カダフィの目的は?

3年前、地中海岸の古代遺跡を見にリビアにいったとき、空港でも町でも、ビルボードといえばカダフィの肖像で、他に広告がまったくないのが異様だった。ただし、税関や入口、出口の表示までアラビア語でしか書かれていない国際空港に、「この空間、売ります」と英語で書いた垂れ幕が下がっていて、「いよいよここにも、商業主義がやってきたか」、と思ったものだ。
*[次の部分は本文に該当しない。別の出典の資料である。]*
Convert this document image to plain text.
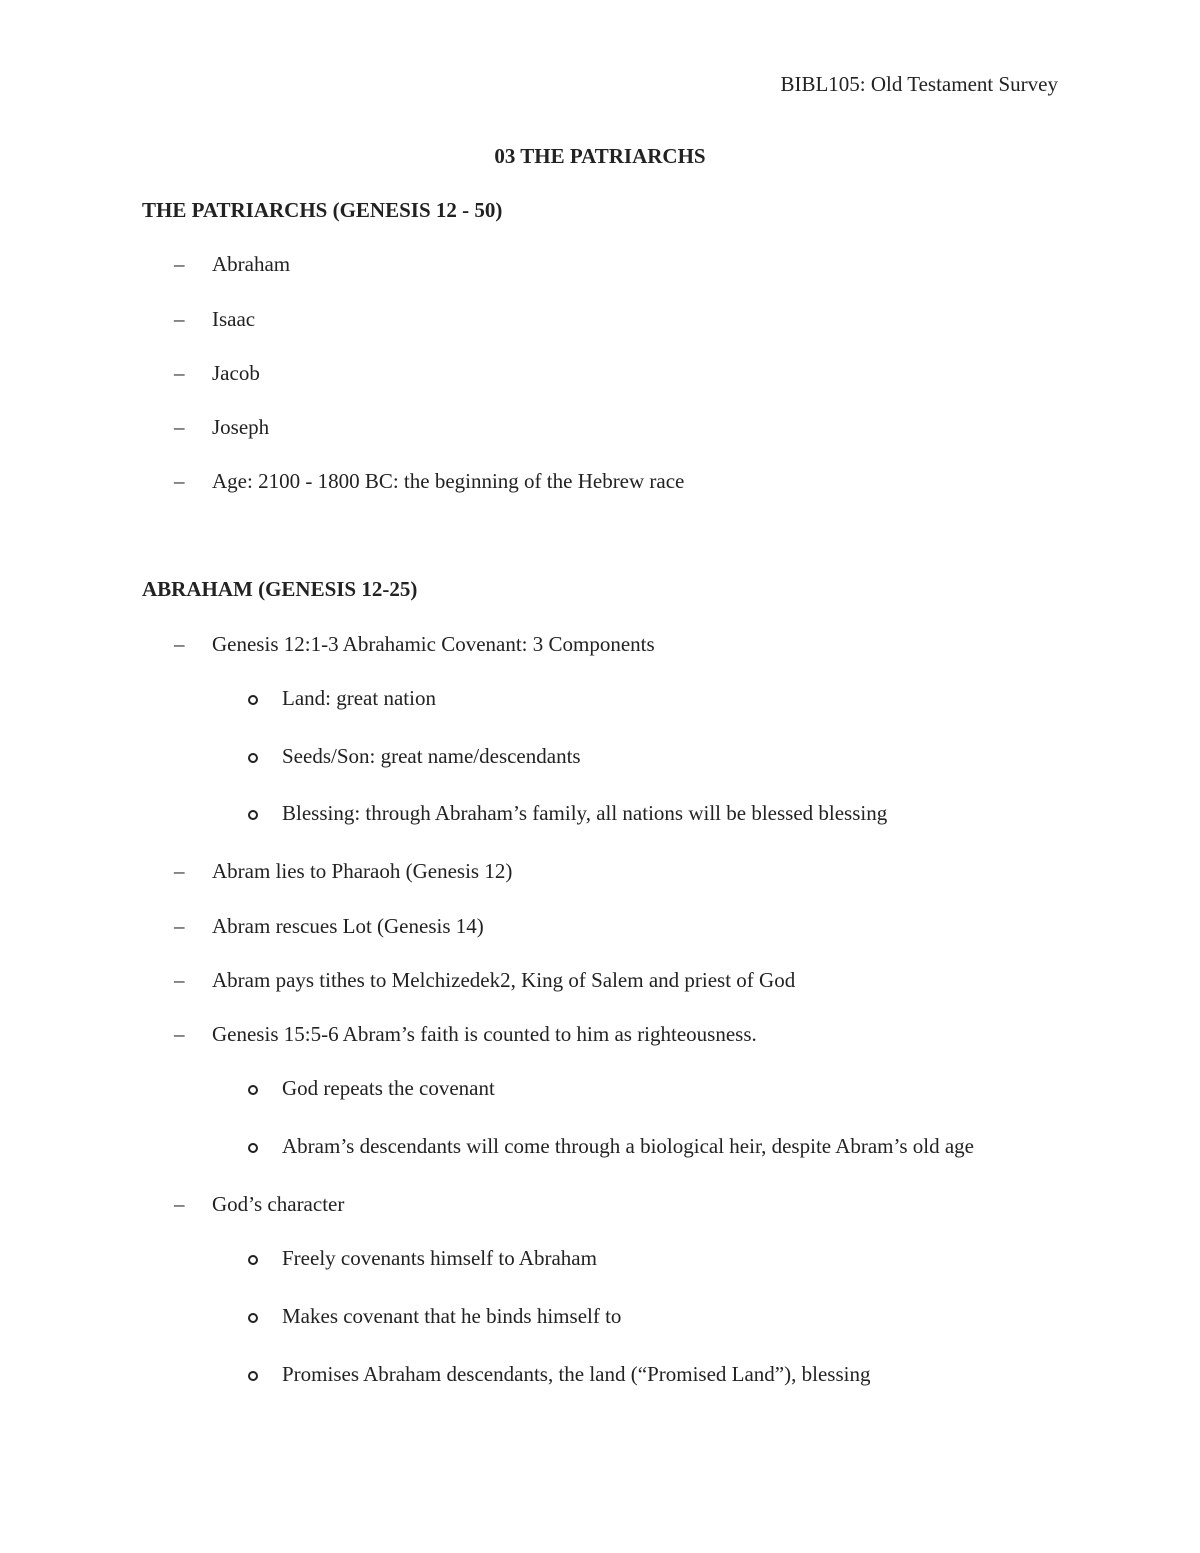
BIBL105: Old Testament Survey
03 THE PATRIARCHS
THE PATRIARCHS (GENESIS 12 - 50)
– Abraham
– Isaac
– Jacob
– Joseph
– Age: 2100 - 1800 BC: the beginning of the Hebrew race
ABRAHAM (GENESIS 12-25)
– Genesis 12:1-3 Abrahamic Covenant: 3 Components
Land: great nation
Seeds/Son: great name/descendants
Blessing: through Abraham’s family, all nations will be blessed blessing
– Abram lies to Pharaoh (Genesis 12)
– Abram rescues Lot (Genesis 14)
– Abram pays tithes to Melchizedek2, King of Salem and priest of God
– Genesis 15:5-6 Abram’s faith is counted to him as righteousness.
God repeats the covenant
Abram’s descendants will come through a biological heir, despite Abram’s old age
– God’s character
Freely covenants himself to Abraham
Makes covenant that he binds himself to
Promises Abraham descendants, the land (“Promised Land”), blessing
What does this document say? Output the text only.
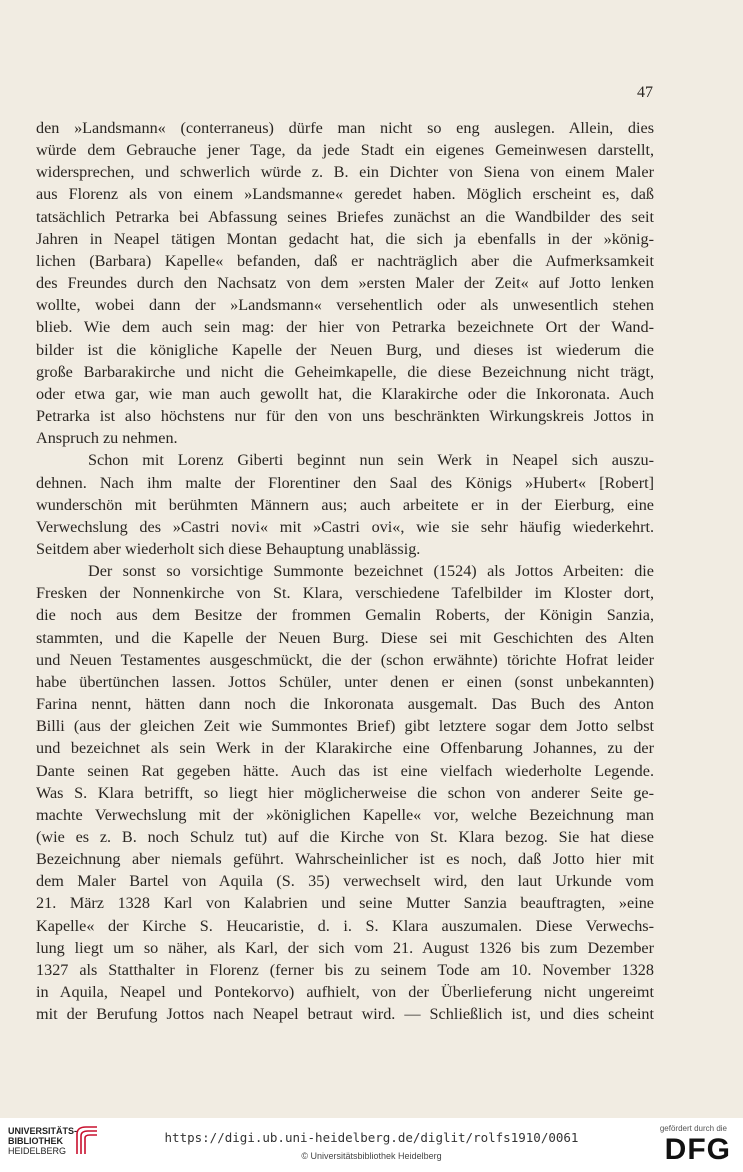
47

den »Landsmann« (conterraneus) dürfe man nicht so eng auslegen. Allein, dies
würde dem Gebrauche jener Tage, da jede Stadt ein eigenes Gemeinwesen darstellt,
widersprechen, und schwerlich würde z. B. ein Dichter von Siena von einem Maler
aus Florenz als von einem »Landsmanne« geredet haben. Möglich erscheint es, daß
tatsächlich Petrarka bei Abfassung seines Briefes zunächst an die Wandbilder des seit
Jahren in Neapel tätigen Montan gedacht hat, die sich ja ebenfalls in der »könig-
lichen (Barbara) Kapelle« befanden, daß er nachträglich aber die Aufmerksamkeit
des Freundes durch den Nachsatz von dem »ersten Maler der Zeit« auf Jotto lenken
wollte, wobei dann der »Landsmann« versehentlich oder als unwesentlich stehen
blieb. Wie dem auch sein mag: der hier von Petrarka bezeichnete Ort der Wand-
bilder ist die königliche Kapelle der Neuen Burg, und dieses ist wiederum die
große Barbarakirche und nicht die Geheimkapelle, die diese Bezeichnung nicht trägt,
oder etwa gar, wie man auch gewollt hat, die Klarakirche oder die Inkoronata. Auch
Petrarka ist also höchstens nur für den von uns beschränkten Wirkungskreis Jottos in

Anspruch zu nehmen.

Schon mit Lorenz Giberti beginnt nun sein Werk in Neapel sich auszu-
dehnen. Nach ihm malte der Florentiner den Saal des Königs »Hubert« [Robert]
wunderschön mit berühmten Männern aus; auch arbeitete er in der Eierburg, eine
Verwechslung des »Castri novi« mit »Castri ovi«, wie sie sehr häufig wiederkehrt.

Seitdem aber wiederholt sich diese Behauptung unablässig.

Der sonst so vorsichtige Summonte bezeichnet (1524) als Jottos Arbeiten: die
Fresken der Nonnenkirche von St. Klara, verschiedene Tafelbilder im Kloster dort,
die noch aus dem Besitze der frommen Gemalin Roberts, der Königin Sanzia,
stammten, und die Kapelle der Neuen Burg. Diese sei mit Geschichten des Alten
und Neuen Testamentes ausgeschmückt, die der (schon erwähnte) törichte Hofrat leider
habe übertünchen lassen. Jottos Schüler, unter denen er einen (sonst unbekannten)
Farina nennt, hätten dann noch die Inkoronata ausgemalt. Das Buch des Anton
Billi (aus der gleichen Zeit wie Summontes Brief) gibt letztere sogar dem Jotto selbst
und bezeichnet als sein Werk in der Klarakirche eine Offenbarung Johannes, zu der
Dante seinen Rat gegeben hätte. Auch das ist eine vielfach wiederholte Legende.
Was S. Klara betrifft, so liegt hier möglicherweise die schon von anderer Seite ge-
machte Verwechslung mit der »königlichen Kapelle« vor, welche Bezeichnung man
(wie es z. B. noch Schulz tut) auf die Kirche von St. Klara bezog. Sie hat diese
Bezeichnung aber niemals geführt. Wahrscheinlicher ist es noch, daß Jotto hier mit
dem Maler Bartel von Aquila (S. 35) verwechselt wird, den laut Urkunde vom
21. März 1328 Karl von Kalabrien und seine Mutter Sanzia beauftragten, »eine
Kapelle« der Kirche S. Heucaristie, d. i. S. Klara auszumalen. Diese Verwechs-
lung liegt um so näher, als Karl, der sich vom 21. August 1326 bis zum Dezember
1327 als Statthalter in Florenz (ferner bis zu seinem Tode am 10. November 1328
in Aquila, Neapel und Pontekorvo) aufhielt, von der Überlieferung nicht ungereimt
mit der Berufung Jottos nach Neapel betraut wird. — Schließlich ist, und dies scheint

UNIVERSITÄTS-
BIBLIOTHEK
HEIDELBERG
https://digi.ub.uni-heidelberg.de/diglit/rolfs1910/0061
© Universitätsbibliothek Heidelberg
gefördert durch die
DFG
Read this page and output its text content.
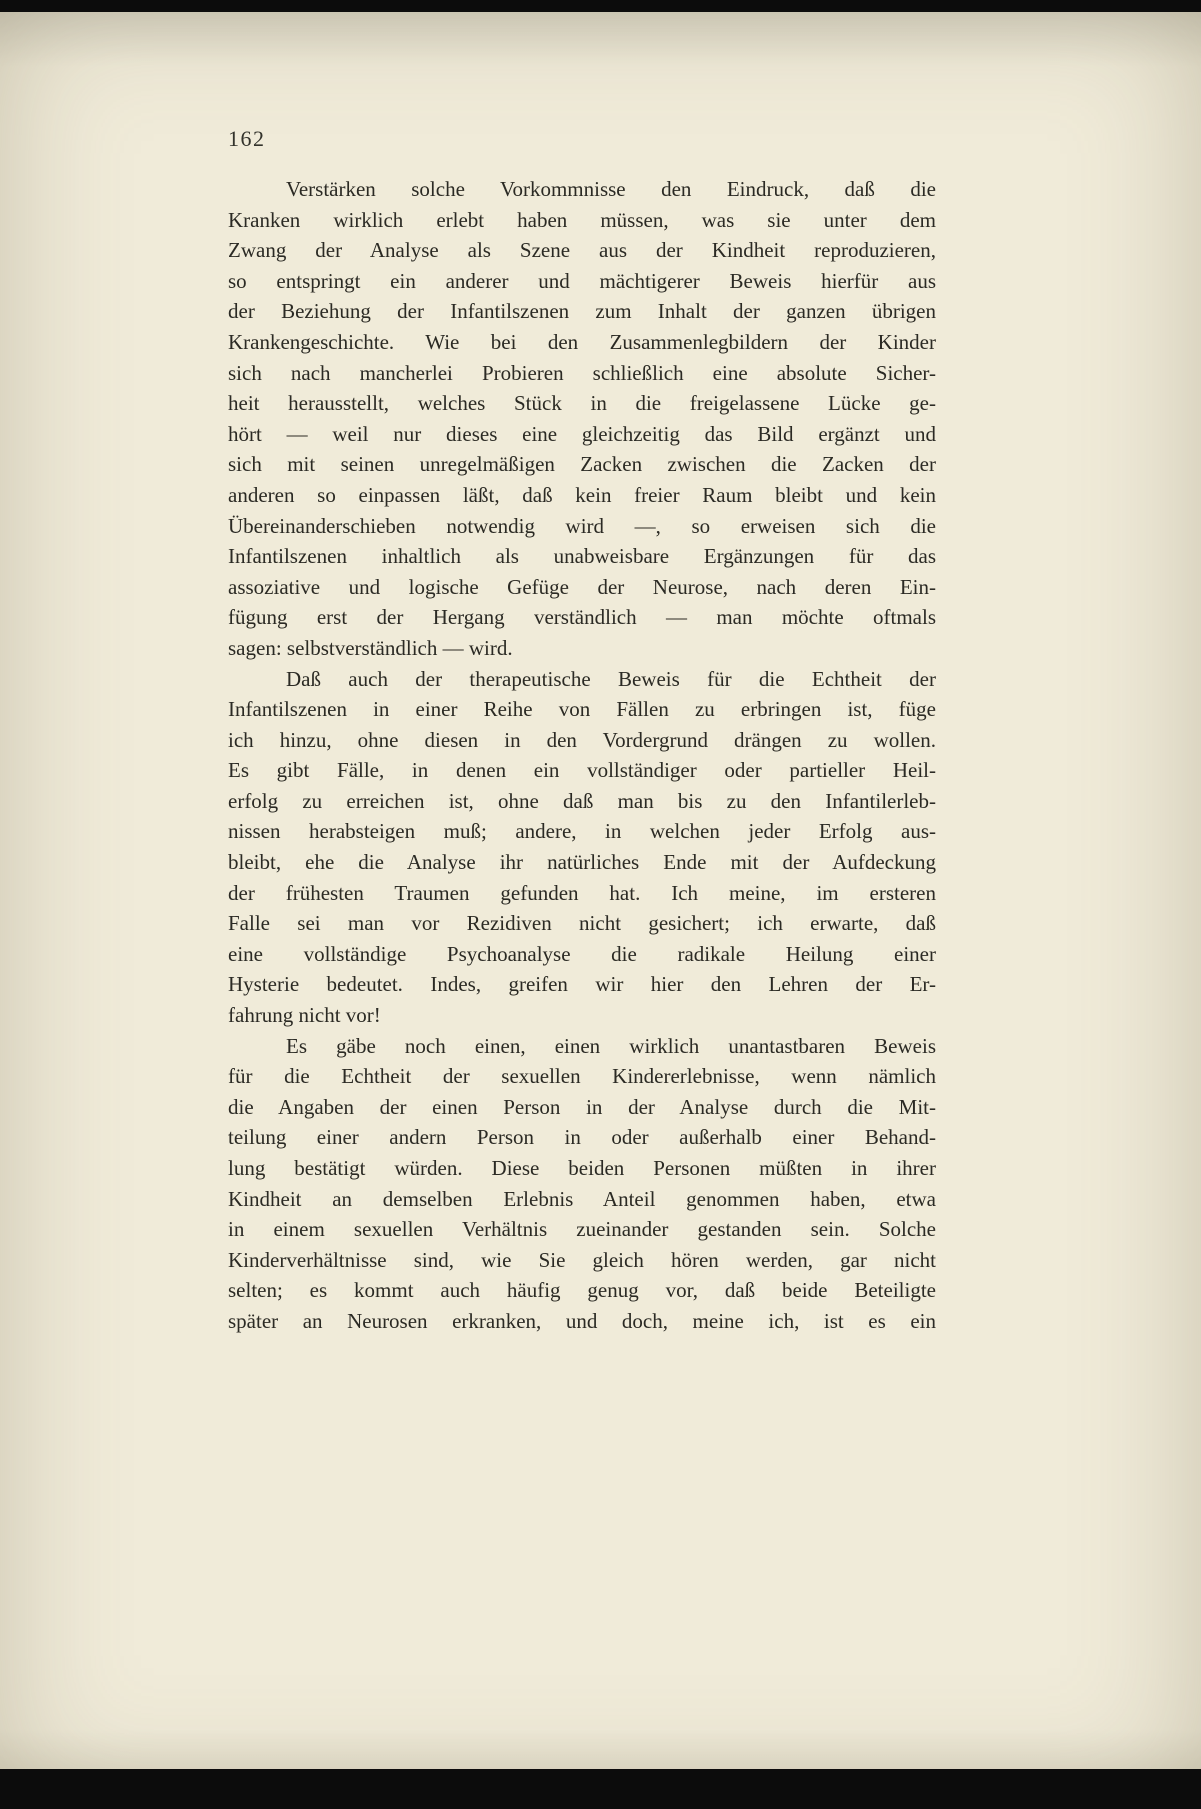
162
Verstärken solche Vorkommnisse den Eindruck, daß die
Kranken wirklich erlebt haben müssen, was sie unter dem
Zwang der Analyse als Szene aus der Kindheit reproduzieren,
so entspringt ein anderer und mächtigerer Beweis hierfür aus
der Beziehung der Infantilszenen zum Inhalt der ganzen übrigen
Krankengeschichte. Wie bei den Zusammenlegbildern der Kinder
sich nach mancherlei Probieren schließlich eine absolute Sicher-
heit herausstellt, welches Stück in die freigelassene Lücke ge-
hört — weil nur dieses eine gleichzeitig das Bild ergänzt und
sich mit seinen unregelmäßigen Zacken zwischen die Zacken der
anderen so einpassen läßt, daß kein freier Raum bleibt und kein
Übereinanderschieben notwendig wird —, so erweisen sich die
Infantilszenen inhaltlich als unabweisbare Ergänzungen für das
assoziative und logische Gefüge der Neurose, nach deren Ein-
fügung erst der Hergang verständlich — man möchte oftmals
sagen: selbstverständlich — wird.
Daß auch der therapeutische Beweis für die Echtheit der
Infantilszenen in einer Reihe von Fällen zu erbringen ist, füge
ich hinzu, ohne diesen in den Vordergrund drängen zu wollen.
Es gibt Fälle, in denen ein vollständiger oder partieller Heil-
erfolg zu erreichen ist, ohne daß man bis zu den Infantilerleb-
nissen herabsteigen muß; andere, in welchen jeder Erfolg aus-
bleibt, ehe die Analyse ihr natürliches Ende mit der Aufdeckung
der frühesten Traumen gefunden hat. Ich meine, im ersteren
Falle sei man vor Rezidiven nicht gesichert; ich erwarte, daß
eine vollständige Psychoanalyse die radikale Heilung einer
Hysterie bedeutet. Indes, greifen wir hier den Lehren der Er-
fahrung nicht vor!
Es gäbe noch einen, einen wirklich unantastbaren Beweis
für die Echtheit der sexuellen Kindererlebnisse, wenn nämlich
die Angaben der einen Person in der Analyse durch die Mit-
teilung einer andern Person in oder außerhalb einer Behand-
lung bestätigt würden. Diese beiden Personen müßten in ihrer
Kindheit an demselben Erlebnis Anteil genommen haben, etwa
in einem sexuellen Verhältnis zueinander gestanden sein. Solche
Kinderverhältnisse sind, wie Sie gleich hören werden, gar nicht
selten; es kommt auch häufig genug vor, daß beide Beteiligte
später an Neurosen erkranken, und doch, meine ich, ist es ein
女性も含め、人々はおおらかで、言論が抑圧されているようには見えなかった。物乞いもいなかったが、実際にいないのか、いたら留置場に入れられるためか、それはわからないが、警察国家という印象は受けなかった。いろんな国を旅しているが、警察国家かどうか、は、旅行者にも比較的よく見えるものだ。内陸部の砂漠へも出かけたが、どんな村にも水があった。砂漠の水源を掘り当て、国中に水パイプラインをはり巡らす治水事業が成功しているようだ。

当時も、国際社会からはテロ国家、テロ元首とみなされていたが(アメリカの禁輸措置解除の前だった)、行ってみると、意外なことだらけだった。1975年の革命に成功したあと、カダフィは国内的には人々の暮らしを豊かにする政治家(これこそ、政治家の使命だと思うけれど)として動き、国際的には、反米を旗印とした革命家(革命家は孤立してテロリストになる)として妙な方向に先鋭化していったのだろうか。

でもねえ、今、軍需品を大量に買って軍備を補強するのはなぜなのか、ちょっと気がかりではある。
禁輸措置のあいだ、何も買えなくて、防衛関係のものがみんな老朽化しているから、というのなら、ナットクいくのだけれど。

カダフィ大佐の目的が、アメリカをやっつけることから、「アフリカ(とくにイスラム世界)のリーダーになり、統一アフリカをつくること」に変わっているのは事実のようだが、そのための軍備だとしたら、まだまだ目は離せない。